5. The method of claim 4, wherein the cardiovascular risk factors are selected from the group consisting of (a), (b), (c), (d) and (e):

(a) tobacco use;

(b) at least 1 of: i) use of at least 1 approved lipid modifying therapy to treat hypercholesterolemia; or ii) a documented untreated low-density lipoprotein cholesterol (LDL-C)≥3.4 mmol/L (130 mg/dL) within the past 6 months;

(c) at least 1 of: i) high-density lipoprotein cholesterol (HDL-C) measurement within the past 6 months of: <1.0 mmol/L (40 mg/dL) for men; and <1.3 mmol/L (50 mg/dL) for women; or ii) triglycerides ≥2.3 mmol/L (200 mg/dL) within the past 6 months;

(d) at least 1 of: i) use of at least 1 blood pressure medication to treat hypertension; or ii) untreated systolic blood pressure (SBP)≥140 mm Hg or diastolic blood pressure (DBP)≥95 mmHg; and

(e) measured waist-to-hip ratio >1.0 for men and >0.8 for women.

6. The method of any of claim 1 wherein the patient has established cardiovascular disease.

7. The method of claim 1 wherein the method reduces the risk of a major adverse cardiovascular event by at least about 10%.

8. The method of claim 1 wherein the therapeutically effective amount of dulaglutide is selected from the group consisting of 1.5 mg, 3.0 mg and 4.5 mg.
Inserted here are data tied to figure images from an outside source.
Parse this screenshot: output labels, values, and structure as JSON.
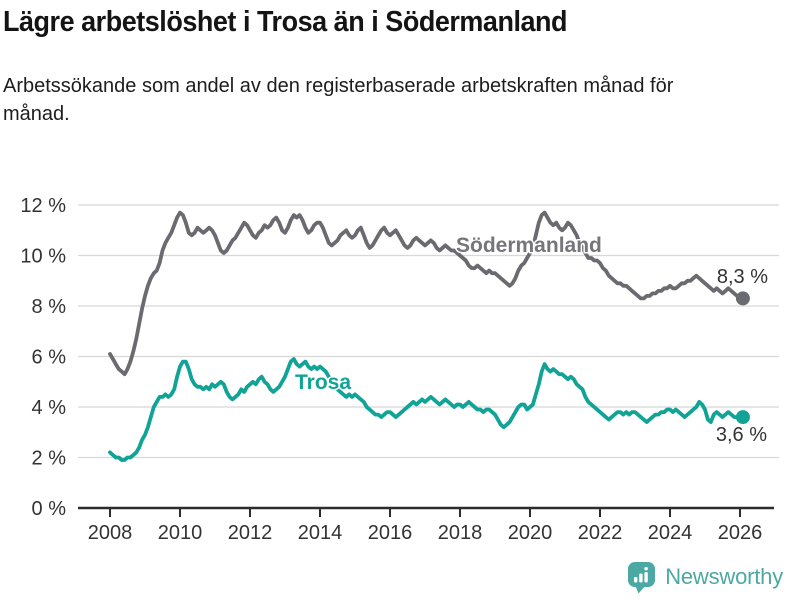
{
  "header": {
    "title": "Lägre arbetslöshet i Trosa än i Södermanland",
    "subtitle": "Arbetssökande som andel av den registerbaserade arbetskraften månad för månad."
  },
  "footer": {
    "brand": "Newsworthy"
  },
  "colors": {
    "sodermanland_line": "#6A6A71",
    "trosa_line": "#10A396",
    "grid": "#D8D8D8",
    "axis": "#2D2D2D",
    "tick_text": "#333333",
    "logo_teal": "#4BA8A3"
  },
  "chart_data": {
    "type": "line",
    "title": "Lägre arbetslöshet i Trosa än i Södermanland",
    "subtitle": "Arbetssökande som andel av den registerbaserade arbetskraften månad för månad.",
    "x_unit": "month",
    "x_start": "2008-01",
    "x_end": "2026-02",
    "xlim": [
      2007.1,
      2027.1
    ],
    "ylim": [
      0,
      12
    ],
    "grid": true,
    "legend_position": "inline-labels",
    "y_ticks": [
      0,
      2,
      4,
      6,
      8,
      10,
      12
    ],
    "y_tick_labels": [
      "0 %",
      "2 %",
      "4 %",
      "6 %",
      "8 %",
      "10 %",
      "12 %"
    ],
    "x_tick_years": [
      2008,
      2010,
      2012,
      2014,
      2016,
      2018,
      2020,
      2022,
      2024,
      2026
    ],
    "x_tick_labels": [
      "2008",
      "2010",
      "2012",
      "2014",
      "2016",
      "2018",
      "2020",
      "2022",
      "2024",
      "2026"
    ],
    "series": [
      {
        "name": "Södermanland",
        "color": "#6A6A71",
        "end_label": "8,3 %",
        "last_value": 8.3,
        "values": [
          6.1,
          5.9,
          5.7,
          5.5,
          5.4,
          5.3,
          5.5,
          5.8,
          6.2,
          6.7,
          7.3,
          7.9,
          8.4,
          8.8,
          9.1,
          9.3,
          9.4,
          9.7,
          10.2,
          10.5,
          10.7,
          10.9,
          11.2,
          11.5,
          11.7,
          11.6,
          11.3,
          10.9,
          10.8,
          10.9,
          11.1,
          11.0,
          10.9,
          11.0,
          11.1,
          11.0,
          10.8,
          10.5,
          10.2,
          10.1,
          10.2,
          10.4,
          10.6,
          10.7,
          10.9,
          11.1,
          11.3,
          11.2,
          11.0,
          10.8,
          10.7,
          10.9,
          11.0,
          11.2,
          11.1,
          11.2,
          11.4,
          11.5,
          11.3,
          11.0,
          10.9,
          11.1,
          11.4,
          11.6,
          11.5,
          11.6,
          11.4,
          11.1,
          10.9,
          11.0,
          11.2,
          11.3,
          11.3,
          11.1,
          10.8,
          10.5,
          10.4,
          10.5,
          10.6,
          10.8,
          10.9,
          11.0,
          10.8,
          10.7,
          10.8,
          11.0,
          11.1,
          10.8,
          10.5,
          10.3,
          10.4,
          10.6,
          10.8,
          11.0,
          11.1,
          10.9,
          10.8,
          10.9,
          11.0,
          10.8,
          10.6,
          10.4,
          10.3,
          10.4,
          10.6,
          10.7,
          10.6,
          10.5,
          10.4,
          10.5,
          10.6,
          10.5,
          10.3,
          10.2,
          10.3,
          10.4,
          10.3,
          10.2,
          10.2,
          10.1,
          10.0,
          9.9,
          9.8,
          9.6,
          9.5,
          9.5,
          9.6,
          9.5,
          9.4,
          9.3,
          9.4,
          9.3,
          9.3,
          9.2,
          9.1,
          9.0,
          8.9,
          8.8,
          8.9,
          9.1,
          9.4,
          9.6,
          9.7,
          9.9,
          10.1,
          10.3,
          10.8,
          11.3,
          11.6,
          11.7,
          11.5,
          11.3,
          11.2,
          11.3,
          11.1,
          11.0,
          11.1,
          11.3,
          11.2,
          11.0,
          10.8,
          10.5,
          10.3,
          10.1,
          9.9,
          9.9,
          9.8,
          9.8,
          9.7,
          9.5,
          9.4,
          9.2,
          9.1,
          9.0,
          8.9,
          8.9,
          8.8,
          8.8,
          8.7,
          8.6,
          8.5,
          8.4,
          8.3,
          8.3,
          8.4,
          8.4,
          8.5,
          8.5,
          8.6,
          8.6,
          8.7,
          8.7,
          8.8,
          8.7,
          8.7,
          8.8,
          8.9,
          8.9,
          9.0,
          9.0,
          9.1,
          9.2,
          9.1,
          9.0,
          8.9,
          8.8,
          8.7,
          8.6,
          8.7,
          8.6,
          8.5,
          8.6,
          8.7,
          8.6,
          8.5,
          8.4,
          8.4,
          8.3
        ]
      },
      {
        "name": "Trosa",
        "color": "#10A396",
        "end_label": "3,6 %",
        "last_value": 3.6,
        "values": [
          2.2,
          2.1,
          2.0,
          2.0,
          1.9,
          1.9,
          2.0,
          2.0,
          2.1,
          2.2,
          2.4,
          2.7,
          2.9,
          3.2,
          3.6,
          4.0,
          4.2,
          4.4,
          4.4,
          4.5,
          4.4,
          4.5,
          4.7,
          5.2,
          5.6,
          5.8,
          5.8,
          5.5,
          5.1,
          4.9,
          4.8,
          4.8,
          4.7,
          4.8,
          4.7,
          4.9,
          4.8,
          4.9,
          5.0,
          4.9,
          4.6,
          4.4,
          4.3,
          4.4,
          4.5,
          4.7,
          4.6,
          4.8,
          4.9,
          5.0,
          4.9,
          5.1,
          5.2,
          5.0,
          4.9,
          4.7,
          4.6,
          4.7,
          4.8,
          5.0,
          5.2,
          5.5,
          5.8,
          5.9,
          5.7,
          5.6,
          5.7,
          5.8,
          5.6,
          5.5,
          5.6,
          5.5,
          5.6,
          5.5,
          5.4,
          5.2,
          5.0,
          4.8,
          4.7,
          4.6,
          4.5,
          4.4,
          4.5,
          4.4,
          4.5,
          4.4,
          4.3,
          4.2,
          4.0,
          3.9,
          3.8,
          3.7,
          3.7,
          3.6,
          3.7,
          3.8,
          3.8,
          3.7,
          3.6,
          3.7,
          3.8,
          3.9,
          4.0,
          4.1,
          4.2,
          4.1,
          4.2,
          4.3,
          4.2,
          4.3,
          4.4,
          4.3,
          4.2,
          4.1,
          4.2,
          4.3,
          4.2,
          4.1,
          4.0,
          4.1,
          4.1,
          4.0,
          4.1,
          4.2,
          4.1,
          4.0,
          3.9,
          3.9,
          3.8,
          3.9,
          3.9,
          3.8,
          3.7,
          3.5,
          3.3,
          3.2,
          3.3,
          3.4,
          3.6,
          3.8,
          4.0,
          4.1,
          4.1,
          3.9,
          4.0,
          4.1,
          4.5,
          4.9,
          5.4,
          5.7,
          5.5,
          5.4,
          5.5,
          5.4,
          5.3,
          5.3,
          5.2,
          5.1,
          5.2,
          5.1,
          4.9,
          4.8,
          4.7,
          4.4,
          4.2,
          4.1,
          4.0,
          3.9,
          3.8,
          3.7,
          3.6,
          3.5,
          3.6,
          3.7,
          3.8,
          3.8,
          3.7,
          3.8,
          3.7,
          3.8,
          3.8,
          3.7,
          3.6,
          3.5,
          3.4,
          3.5,
          3.6,
          3.7,
          3.7,
          3.8,
          3.8,
          3.9,
          3.9,
          3.8,
          3.9,
          3.8,
          3.7,
          3.6,
          3.7,
          3.8,
          3.9,
          4.0,
          4.2,
          4.1,
          3.9,
          3.5,
          3.4,
          3.7,
          3.8,
          3.7,
          3.6,
          3.7,
          3.8,
          3.7,
          3.6,
          3.6,
          3.6,
          3.6
        ]
      }
    ]
  }
}
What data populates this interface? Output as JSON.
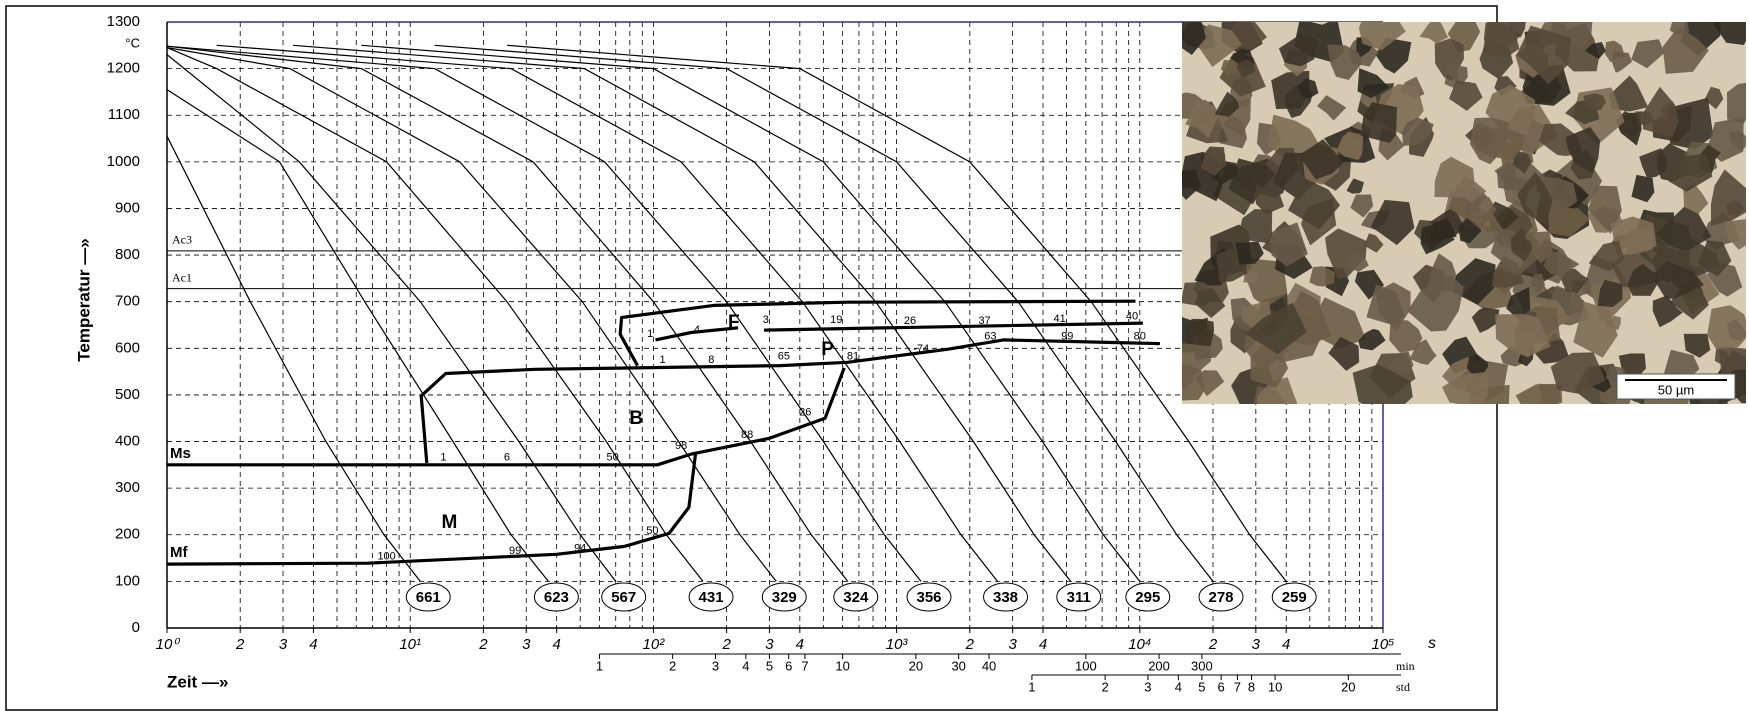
{
  "chart_data": {
    "type": "line",
    "x_scale": "log",
    "xlim": [
      1,
      100000
    ],
    "ylim": [
      0,
      1300
    ],
    "y_label": "Temperatur —»",
    "y_unit": "°C",
    "x_label": "Zeit —»",
    "x_unit": "s",
    "yticks": [
      0,
      100,
      200,
      300,
      400,
      500,
      600,
      700,
      800,
      900,
      1000,
      1100,
      1200,
      1300
    ],
    "xticks": [
      {
        "value": 1,
        "label": "10⁰"
      },
      2,
      3,
      4,
      {
        "value": 10,
        "label": "10¹"
      },
      {
        "value": 20,
        "label": "2"
      },
      {
        "value": 30,
        "label": "3"
      },
      {
        "value": 40,
        "label": "4"
      },
      {
        "value": 100,
        "label": "10²"
      },
      {
        "value": 200,
        "label": "2"
      },
      {
        "value": 300,
        "label": "3"
      },
      {
        "value": 400,
        "label": "4"
      },
      {
        "value": 1000,
        "label": "10³"
      },
      {
        "value": 2000,
        "label": "2"
      },
      {
        "value": 3000,
        "label": "3"
      },
      {
        "value": 4000,
        "label": "4"
      },
      {
        "value": 10000,
        "label": "10⁴"
      },
      {
        "value": 20000,
        "label": "2"
      },
      {
        "value": 30000,
        "label": "3"
      },
      {
        "value": 40000,
        "label": "4"
      },
      {
        "value": 100000,
        "label": "10⁵"
      }
    ],
    "xgrid": [
      1,
      2,
      3,
      4,
      5,
      6,
      7,
      8,
      9,
      10,
      20,
      30,
      40,
      50,
      60,
      70,
      80,
      90,
      100,
      200,
      300,
      400,
      500,
      600,
      700,
      800,
      900,
      1000,
      2000,
      3000,
      4000,
      5000,
      6000,
      7000,
      8000,
      9000,
      10000,
      20000,
      30000,
      40000,
      50000,
      60000,
      70000,
      80000,
      90000,
      100000
    ],
    "grid": true,
    "min_axis": {
      "unit": "min",
      "ticks": [
        1,
        2,
        3,
        4,
        5,
        6,
        7,
        10,
        20,
        30,
        40,
        100,
        200,
        300
      ]
    },
    "std_axis": {
      "unit": "std",
      "ticks": [
        1,
        2,
        3,
        4,
        5,
        6,
        7,
        8,
        10,
        20
      ]
    },
    "reference_lines": [
      {
        "name": "Ac3",
        "value": 809
      },
      {
        "name": "Ac1",
        "value": 728
      }
    ],
    "series": [
      {
        "hardness": 661,
        "color": "#000000",
        "x": [
          1,
          2.2,
          4.5,
          7.8,
          11
        ],
        "values": [
          1055,
          700,
          400,
          200,
          100
        ]
      },
      {
        "hardness": 623,
        "color": "#000000",
        "x": [
          1,
          2.9,
          6.5,
          15,
          26,
          37
        ],
        "values": [
          1155,
          1000,
          700,
          400,
          200,
          100
        ]
      },
      {
        "hardness": 567,
        "color": "#000000",
        "x": [
          1,
          3.5,
          11,
          28,
          50,
          70
        ],
        "values": [
          1230,
          1000,
          700,
          400,
          200,
          100
        ]
      },
      {
        "hardness": 431,
        "color": "#000000",
        "x": [
          1,
          1.6,
          8,
          25,
          64,
          113,
          160
        ],
        "values": [
          1245,
          1200,
          1000,
          700,
          400,
          200,
          100
        ]
      },
      {
        "hardness": 329,
        "color": "#000000",
        "x": [
          1,
          3.2,
          16,
          51,
          127,
          227,
          320
        ],
        "values": [
          1245,
          1200,
          1000,
          700,
          400,
          200,
          100
        ]
      },
      {
        "hardness": 324,
        "color": "#000000",
        "x": [
          1,
          6.3,
          32,
          100,
          251,
          446,
          630
        ],
        "values": [
          1248,
          1200,
          1000,
          700,
          400,
          200,
          100
        ]
      },
      {
        "hardness": 356,
        "color": "#000000",
        "x": [
          1,
          12.6,
          63,
          200,
          500,
          890,
          1260
        ],
        "values": [
          1248,
          1200,
          1000,
          700,
          400,
          200,
          100
        ]
      },
      {
        "hardness": 338,
        "color": "#000000",
        "x": [
          1.6,
          26,
          130,
          410,
          1030,
          1840,
          2600
        ],
        "values": [
          1250,
          1200,
          1000,
          700,
          400,
          200,
          100
        ]
      },
      {
        "hardness": 311,
        "color": "#000000",
        "x": [
          3.3,
          52,
          260,
          820,
          2070,
          3680,
          5200
        ],
        "values": [
          1250,
          1200,
          1000,
          700,
          400,
          200,
          100
        ]
      },
      {
        "hardness": 295,
        "color": "#000000",
        "x": [
          6.3,
          100,
          500,
          1580,
          3980,
          7080,
          10000
        ],
        "values": [
          1250,
          1200,
          1000,
          700,
          400,
          200,
          100
        ]
      },
      {
        "hardness": 278,
        "color": "#000000",
        "x": [
          12.6,
          200,
          1000,
          3160,
          7960,
          14200,
          20000
        ],
        "values": [
          1250,
          1200,
          1000,
          700,
          400,
          200,
          100
        ]
      },
      {
        "hardness": 259,
        "color": "#000000",
        "x": [
          25,
          400,
          2000,
          6310,
          15900,
          28300,
          40000
        ],
        "values": [
          1250,
          1200,
          1000,
          700,
          400,
          200,
          100
        ]
      }
    ],
    "boundaries": [
      {
        "name": "Ms",
        "x": [
          1,
          104,
          143,
          300,
          508,
          609
        ],
        "values": [
          350,
          350,
          373,
          407,
          450,
          558
        ]
      },
      {
        "name": "Mf",
        "x": [
          1,
          6.7,
          40,
          76,
          116,
          140,
          149
        ],
        "values": [
          137,
          139,
          158,
          175,
          203,
          259,
          373
        ]
      },
      {
        "x": [
          11.7,
          11.1,
          14,
          32.6,
          84.5,
          333,
          628,
          1630,
          2750,
          12100
        ],
        "values": [
          354,
          498,
          546,
          555,
          558,
          563,
          570,
          598,
          618,
          610
        ]
      },
      {
        "x": [
          86,
          73,
          74,
          177,
          628,
          9600
        ],
        "values": [
          563,
          630,
          666,
          692,
          699,
          701
        ]
      },
      {
        "x": [
          285,
          10300
        ],
        "values": [
          639,
          654
        ]
      },
      {
        "x": [
          102,
          143,
          223
        ],
        "values": [
          618,
          634,
          644
        ]
      }
    ],
    "phase_labels": [
      {
        "text": "F",
        "x": 214,
        "y": 654
      },
      {
        "text": "P",
        "x": 520,
        "y": 596
      },
      {
        "text": "B",
        "x": 85,
        "y": 448
      },
      {
        "text": "M",
        "x": 14.5,
        "y": 225
      }
    ],
    "annotations": [
      {
        "text": "1",
        "x": 13.7,
        "y": 366
      },
      {
        "text": "6",
        "x": 25,
        "y": 366
      },
      {
        "text": "50",
        "x": 68,
        "y": 366
      },
      {
        "text": "98",
        "x": 130,
        "y": 390
      },
      {
        "text": "88",
        "x": 243,
        "y": 414
      },
      {
        "text": "26",
        "x": 421,
        "y": 462
      },
      {
        "text": "65",
        "x": 344,
        "y": 582
      },
      {
        "text": "81",
        "x": 662,
        "y": 582
      },
      {
        "text": "-74",
        "x": 1262,
        "y": 598
      },
      {
        "text": "63",
        "x": 2430,
        "y": 625
      },
      {
        "text": "99",
        "x": 5030,
        "y": 625
      },
      {
        "text": "80",
        "x": 10000,
        "y": 625
      },
      {
        "text": "40",
        "x": 9290,
        "y": 668
      },
      {
        "text": "41",
        "x": 4680,
        "y": 663
      },
      {
        "text": "37",
        "x": 2300,
        "y": 658
      },
      {
        "text": "26",
        "x": 1135,
        "y": 658
      },
      {
        "text": "19",
        "x": 565,
        "y": 661
      },
      {
        "text": "3",
        "x": 290,
        "y": 661
      },
      {
        "text": "4",
        "x": 151,
        "y": 639
      },
      {
        "text": "1",
        "x": 97,
        "y": 630
      },
      {
        "text": "8",
        "x": 173,
        "y": 575
      },
      {
        "text": "1",
        "x": 109,
        "y": 575
      },
      {
        "text": "100",
        "x": 8,
        "y": 153
      },
      {
        "text": "99",
        "x": 27,
        "y": 165
      },
      {
        "text": "94",
        "x": 50,
        "y": 170
      },
      {
        "text": "50",
        "x": 99,
        "y": 208
      }
    ]
  },
  "micrograph": {
    "scale_bar": "50 µm"
  }
}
9. The method of claim 1 wherein the therapeutically effective amount of dulaglutide is 1.5 mg.

10. The method of claim 1 wherein the once weekly administration of dulaglutide is continued for approximately 5 years.

11. The method of claim 1 further comprising administering to the patient one or more of the following: an angiotensin converting enzyme (ACE) inhibitor; an angiotensin receptor blocker (ARB); a beta blocker; a calcium channel blocker; a diuretic; an antithrombotic agent; aspirin or a statin.